Solo que los hispanos no votan en el Consejo y por tanto no son culpables de
las coacciones ni de los crímenes que se
cometen antes y durante y después de la elección de los reyes.
—No estés tan seguro. Muchas veces son los
instigadores. No pensarás que les da igual quien les gobierne. Actúan bajo
cuerda que es peor. Son ladinos y miserables, gentuza a la que piensas entregar
el poder. Las guerras te han enajenado el entendimiento y la sensatez.
Estábamos ese día el africano y yo invitados
a comer con los reyes. El, apenas se había inmutado cuando se enteró de la
muerte de mi madre, solamente me preguntó si había sufrido.
—No —le respondí.
—Mejor.
No sé si se refirió a la falta de
sufrimiento o a la muerte en sí. Tal vez para él estaba mejor muerta.

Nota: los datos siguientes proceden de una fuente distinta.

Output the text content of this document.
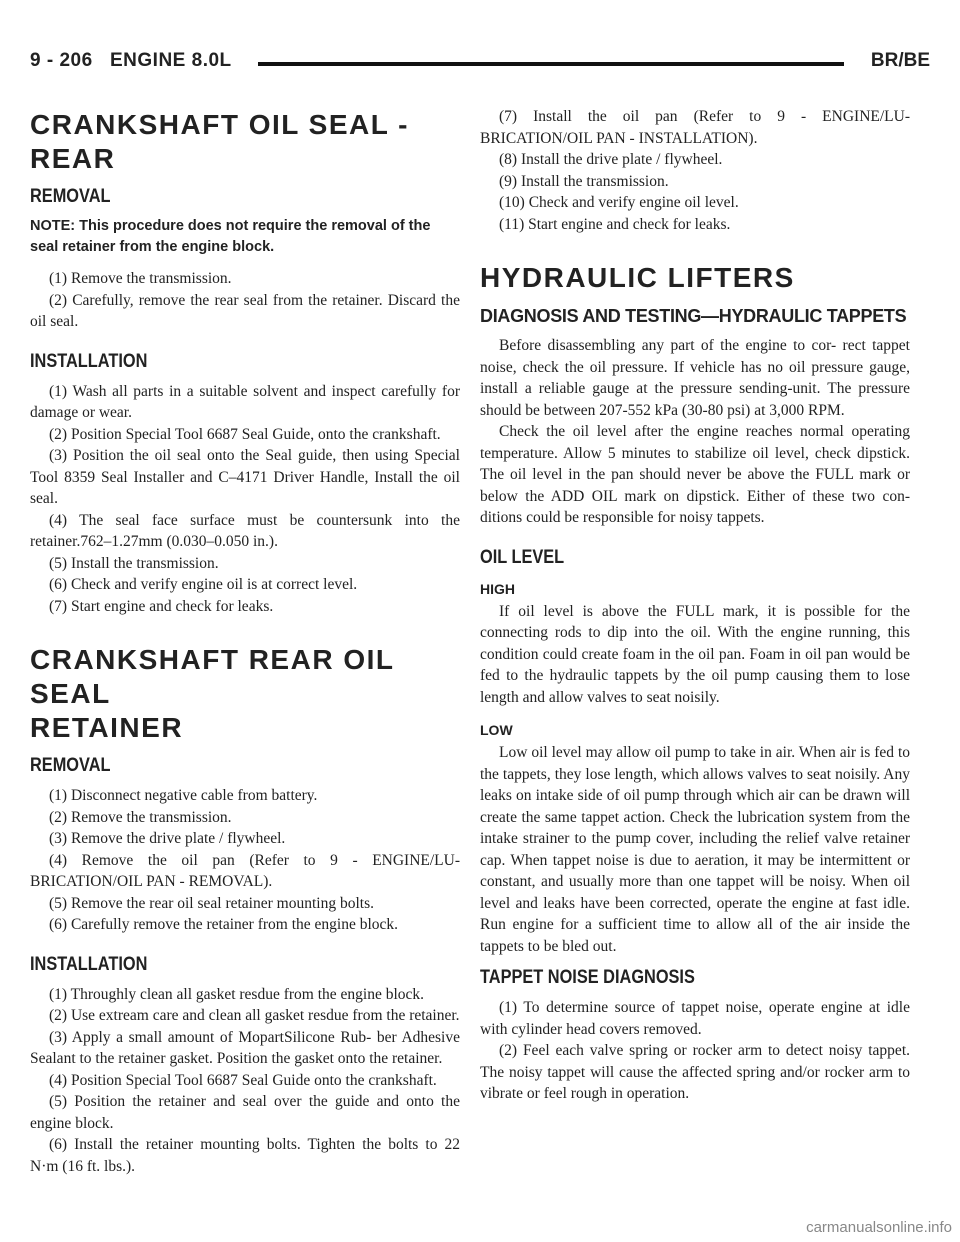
9 - 206 ENGINE 8.0L	BR/BE
CRANKSHAFT OIL SEAL -
REAR
REMOVAL
NOTE: This procedure does not require the removal of the seal retainer from the engine block.

(1) Remove the transmission.

(2) Carefully, remove the rear seal from the retainer. Discard the oil seal.

INSTALLATION

(1) Wash all parts in a suitable solvent and inspect carefully for damage or wear.

(2) Position Special Tool 6687 Seal Guide, onto the crankshaft.

(3) Position the oil seal onto the Seal guide, then using Special Tool 8359 Seal Installer and C–4171 Driver Handle, Install the oil seal.

(4) The seal face surface must be countersunk into the retainer.762–1.27mm (0.030–0.050 in.).

(5) Install the transmission.

(6) Check and verify engine oil is at correct level.

(7) Start engine and check for leaks.

CRANKSHAFT REAR OIL SEAL
RETAINER
REMOVAL

(1) Disconnect negative cable from battery.

(2) Remove the transmission.

(3) Remove the drive plate / flywheel.

(4) Remove the oil pan (Refer to 9 - ENGINE/LU- BRICATION/OIL PAN - REMOVAL).

(5) Remove the rear oil seal retainer mounting bolts.

(6) Carefully remove the retainer from the engine block.

INSTALLATION

(1) Throughly clean all gasket resdue from the engine block.

(2) Use extream care and clean all gasket resdue from the retainer.

(3) Apply a small amount of MopartSilicone Rub- ber Adhesive Sealant to the retainer gasket. Position the gasket onto the retainer.

(4) Position Special Tool 6687 Seal Guide onto the crankshaft.

(5) Position the retainer and seal over the guide and onto the engine block.

(6) Install the retainer mounting bolts. Tighten the bolts to 22 N·m (16 ft. lbs.).

(7) Install the oil pan (Refer to 9 - ENGINE/LU- BRICATION/OIL PAN - INSTALLATION).

(8) Install the drive plate / flywheel.

(9) Install the transmission.

(10) Check and verify engine oil level.

(11) Start engine and check for leaks.

HYDRAULIC LIFTERS
DIAGNOSIS AND TESTING—HYDRAULIC TAPPETS

Before disassembling any part of the engine to cor- rect tappet noise, check the oil pressure. If vehicle has no oil pressure gauge, install a reliable gauge at the pressure sending-unit. The pressure should be between 207-552 kPa (30-80 psi) at 3,000 RPM.

Check the oil level after the engine reaches normal operating temperature. Allow 5 minutes to stabilize oil level, check dipstick. The oil level in the pan should never be above the FULL mark or below the ADD OIL mark on dipstick. Either of these two con- ditions could be responsible for noisy tappets.

OIL LEVEL
HIGH

If oil level is above the FULL mark, it is possible for the connecting rods to dip into the oil. With the engine running, this condition could create foam in the oil pan. Foam in oil pan would be fed to the hydraulic tappets by the oil pump causing them to lose length and allow valves to seat noisily.

LOW

Low oil level may allow oil pump to take in air. When air is fed to the tappets, they lose length, which allows valves to seat noisily. Any leaks on intake side of oil pump through which air can be drawn will create the same tappet action. Check the lubrication system from the intake strainer to the pump cover, including the relief valve retainer cap. When tappet noise is due to aeration, it may be intermittent or constant, and usually more than one tappet will be noisy. When oil level and leaks have been corrected, operate the engine at fast idle. Run engine for a sufficient time to allow all of the air inside the tappets to be bled out.

TAPPET NOISE DIAGNOSIS

(1) To determine source of tappet noise, operate engine at idle with cylinder head covers removed.

(2) Feel each valve spring or rocker arm to detect noisy tappet. The noisy tappet will cause the affected spring and/or rocker arm to vibrate or feel rough in operation.

carmanualsonline.info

Pero yo
me había quedado muy sola y muy triste, así que traté de excusarme por el luto
para no asistir a la comida real, pero el africano me ordenó acudir: “Es una
comida Jana, no es una fiesta. Además el rey quiere conocerte.”
Me vestí de oscuro como para un funeral.
Estaba pálida y ojerosa por la vigilia y la pena. Mi aya me dijo que pese a ello
estaba muy favorecida.
—La pena te sienta bien como a tu pobre
madre, que a pesar de los sufrimientos, cada día estaba más guapa. Recuerda la
mañana que murió, su rostro se había transfigurado y parecía una niña.

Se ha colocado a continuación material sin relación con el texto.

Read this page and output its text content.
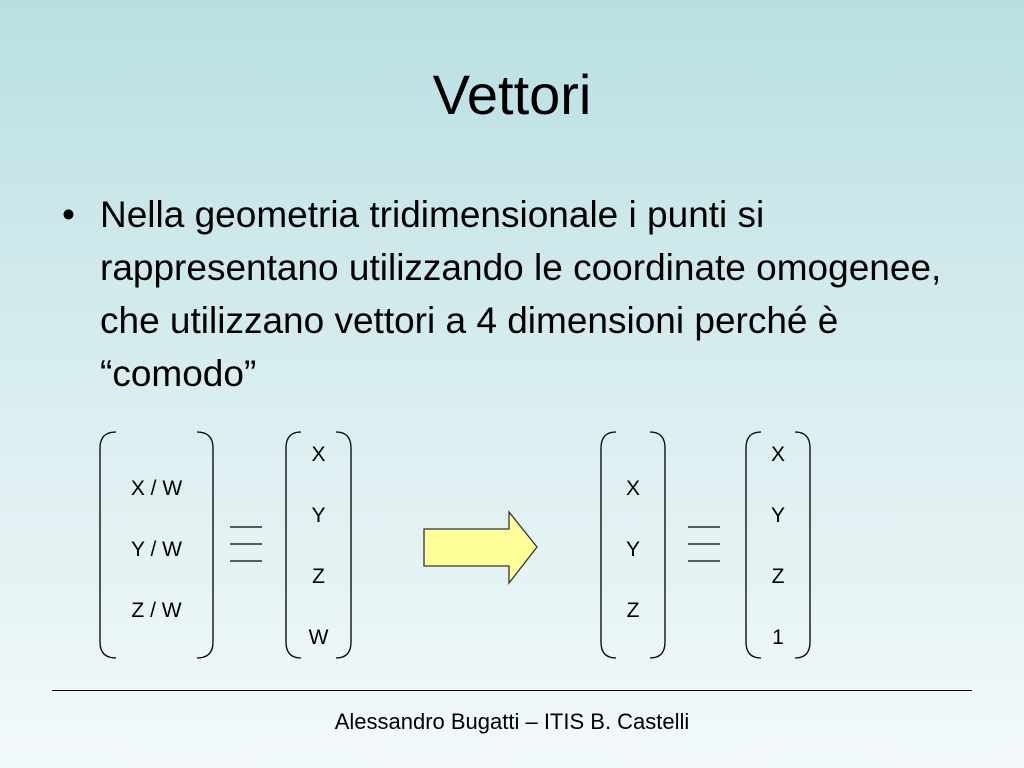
Vettori
• Nella geometria tridimensionale i punti si rappresentano utilizzando le coordinate omogenee, che utilizzano vettori a 4 dimensioni perché è “comodo”
X / W
Y / W
Z / W
X
Y
Z
W
X
Y
Z
X
Y
Z
1
Alessandro Bugatti – ITIS B. Castelli
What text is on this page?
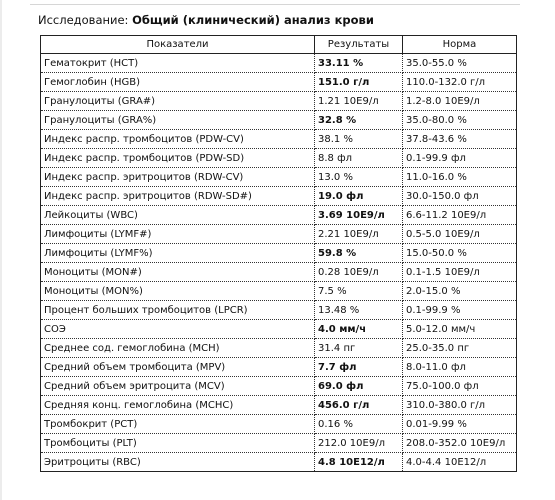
Исследование: Общий (клинический) анализ крови
Показатели	Результаты	Норма
Гематокрит (HCT)	33.11 %	35.0-55.0 %
Гемоглобин (HGB)	151.0 г/л	110.0-132.0 г/л
Гранулоциты (GRA#)	1.21 10E9/л	1.2-8.0 10E9/л
Гранулоциты (GRA%)	32.8 %	35.0-80.0 %
Индекс распр. тромбоцитов (PDW-CV)	38.1 %	37.8-43.6 %
Индекс распр. тромбоцитов (PDW-SD)	8.8 фл	0.1-99.9 фл
Индекс распр. эритроцитов (RDW-CV)	13.0 %	11.0-16.0 %
Индекс распр. эритроцитов (RDW-SD#)	19.0 фл	30.0-150.0 фл
Лейкоциты (WBC)	3.69 10E9/л	6.6-11.2 10E9/л
Лимфоциты (LYMF#)	2.21 10E9/л	0.5-5.0 10E9/л
Лимфоциты (LYMF%)	59.8 %	15.0-50.0 %
Моноциты (MON#)	0.28 10E9/л	0.1-1.5 10E9/л
Моноциты (MON%)	7.5 %	2.0-15.0 %
Процент больших тромбоцитов (LPCR)	13.48 %	0.1-99.9 %
СОЭ	4.0 мм/ч	5.0-12.0 мм/ч
Среднее сод. гемоглобина (MCH)	31.4 пг	25.0-35.0 пг
Средний объем тромбоцита (MPV)	7.7 фл	8.0-11.0 фл
Средний объем эритроцита (MCV)	69.0 фл	75.0-100.0 фл
Средняя конц. гемоглобина (MCHC)	456.0 г/л	310.0-380.0 г/л
Тромбокрит (PCT)	0.16 %	0.01-9.99 %
Тромбоциты (PLT)	212.0 10E9/л	208.0-352.0 10E9/л
Эритроциты (RBC)	4.8 10E12/л	4.0-4.4 10E12/л
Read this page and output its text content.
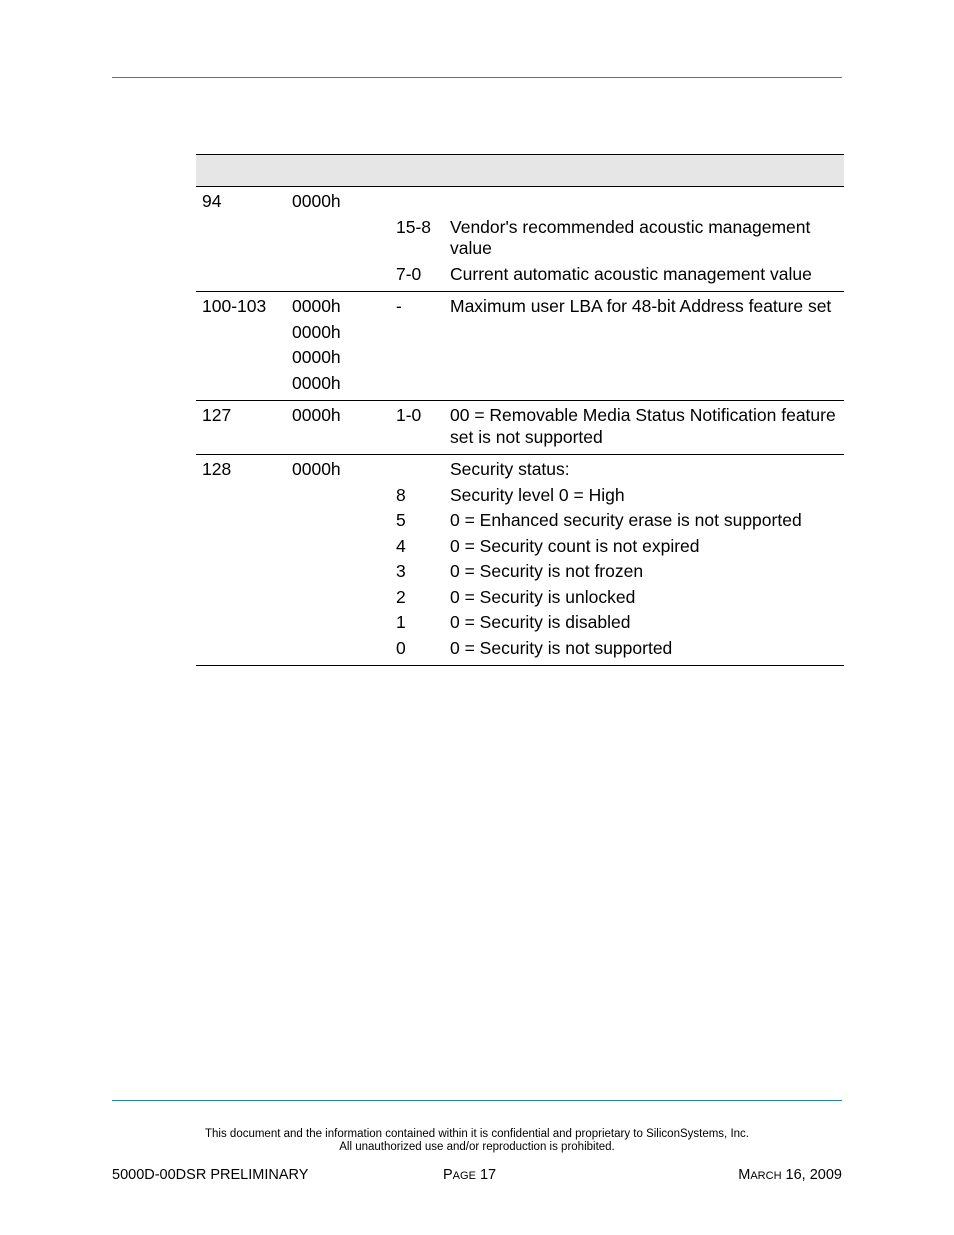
94	0000h		
		15-8	Vendor's recommended acoustic management value
		7-0	Current automatic acoustic management value
100-103	0000h	-	Maximum user LBA for 48-bit Address feature set
	0000h		
	0000h		
	0000h		
127	0000h	1-0	00 = Removable Media Status Notification feature set is not supported
128	0000h		Security status:
		8	Security level 0 = High
		5	0 = Enhanced security erase is not supported
		4	0 = Security count is not expired
		3	0 = Security is not frozen
		2	0 = Security is unlocked
		1	0 = Security is disabled
		0	0 = Security is not supported
This document and the information contained within it is confidential and proprietary to SiliconSystems, Inc.
All unauthorized use and/or reproduction is prohibited.
5000D-00DSR PRELIMINARY	PAGE 17	MARCH 16, 2009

Pienso que mi madre había muerto en realidad
siendo una niña, aquella noche nefasta de mi concepción. El tiempo vivido de
más fue una prolongación de su quebranto y de su amargura y de su soledad,
mitigadas solamente por mi presencia en su vida, de eso estoy segura, que se acrecentaron en la corte y terminaron
por fin el día que nos dejó cuando tal vez sus fallidos hijos vinieron a su
encuentro y ella retrocedió en el tiempo y se fue con ellos alegre, como la
niña que había sido hasta aquel día desgraciado.
Cuando llegamos al refectorio, el rey, al
que apenas había visto antes, me observó durante un buen rato. No era muy alto,
tenía el cabello y la barba rojizos y el rostro abotargado, pero bondadoso. No
parecía tan fiero como le suponía, aunque era más viejo de lo que yo pensaba, o por lo menos lo parecía, tal
vez por la vida tan ajetreada de batallas que llevaba; sin embargo, conservaba
el empaque y su figura emanaba autoridad. La
protocolaria reverencia te surgía ante él de modo natural. Nunca estaba
en la corte, pero por lo visto, se enteraba de todo.

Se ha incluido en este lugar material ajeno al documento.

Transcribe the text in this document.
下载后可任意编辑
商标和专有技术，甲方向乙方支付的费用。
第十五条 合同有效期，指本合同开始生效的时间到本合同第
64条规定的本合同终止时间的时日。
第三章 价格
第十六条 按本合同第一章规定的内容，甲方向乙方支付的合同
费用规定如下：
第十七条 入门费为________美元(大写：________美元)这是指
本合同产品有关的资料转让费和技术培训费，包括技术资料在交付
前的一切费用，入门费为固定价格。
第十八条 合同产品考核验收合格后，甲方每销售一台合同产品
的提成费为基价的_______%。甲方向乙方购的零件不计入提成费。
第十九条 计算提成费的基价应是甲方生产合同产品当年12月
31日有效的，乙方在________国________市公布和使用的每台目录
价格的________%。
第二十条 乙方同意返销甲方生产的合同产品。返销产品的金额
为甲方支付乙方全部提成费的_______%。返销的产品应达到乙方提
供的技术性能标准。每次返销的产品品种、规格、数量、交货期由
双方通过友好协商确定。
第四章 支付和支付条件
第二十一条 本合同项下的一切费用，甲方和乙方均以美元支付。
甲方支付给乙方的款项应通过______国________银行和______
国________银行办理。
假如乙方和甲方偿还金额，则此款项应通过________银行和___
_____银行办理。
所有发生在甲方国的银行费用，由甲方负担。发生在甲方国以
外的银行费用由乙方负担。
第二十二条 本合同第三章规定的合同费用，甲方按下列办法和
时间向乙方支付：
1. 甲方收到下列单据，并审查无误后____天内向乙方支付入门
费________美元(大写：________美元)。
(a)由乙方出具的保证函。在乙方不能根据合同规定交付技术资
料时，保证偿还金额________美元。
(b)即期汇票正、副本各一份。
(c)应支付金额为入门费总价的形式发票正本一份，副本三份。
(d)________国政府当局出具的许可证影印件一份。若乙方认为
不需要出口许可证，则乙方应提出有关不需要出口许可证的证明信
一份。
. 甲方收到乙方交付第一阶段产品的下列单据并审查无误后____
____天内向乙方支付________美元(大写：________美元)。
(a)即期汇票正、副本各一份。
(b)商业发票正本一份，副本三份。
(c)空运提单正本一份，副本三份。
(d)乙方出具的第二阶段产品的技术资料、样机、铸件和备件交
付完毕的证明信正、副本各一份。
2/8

—Eres muy guapa, Jana. Muy guapa. No me
extraña que el príncipe Recaredo se haya fijado en ti.
—Muchas gracias, alteza.
La reina me miró de través. Yo tomé asiento
donde el rey me indicó, a su izquierda,
entre él y mi padre. Estaba presente Hermenegildo, sentado a su derecha, y su
mentor, recién llegados de Híspalis; el príncipe, me observaba y me sonreía
cuando yo levantaba la vista del plato, hecho de un material irisado que no
supe precisar. Las copas eran de oro al
igual que los cubiertos. No obstante el rey y el africano, comieron el asado
con los dedos. Creo que el africano en este punto preciso secundaba al rey en
todo lo que éste hiciera; cuando el rey cazaba, él cazaba, cuando el rey comía,
él también comía, si el rey reposaba lo mismo haría su ayudante y si el rey se
volviera loco de improviso y nos degollara con su puñal, el africano nos
remataría. Eran dos grandes lobos con forma humana. ¿Y que era Goswintha? Era
la Hembra de la manada. Los lobos podían matarse por ella en cualquier momento.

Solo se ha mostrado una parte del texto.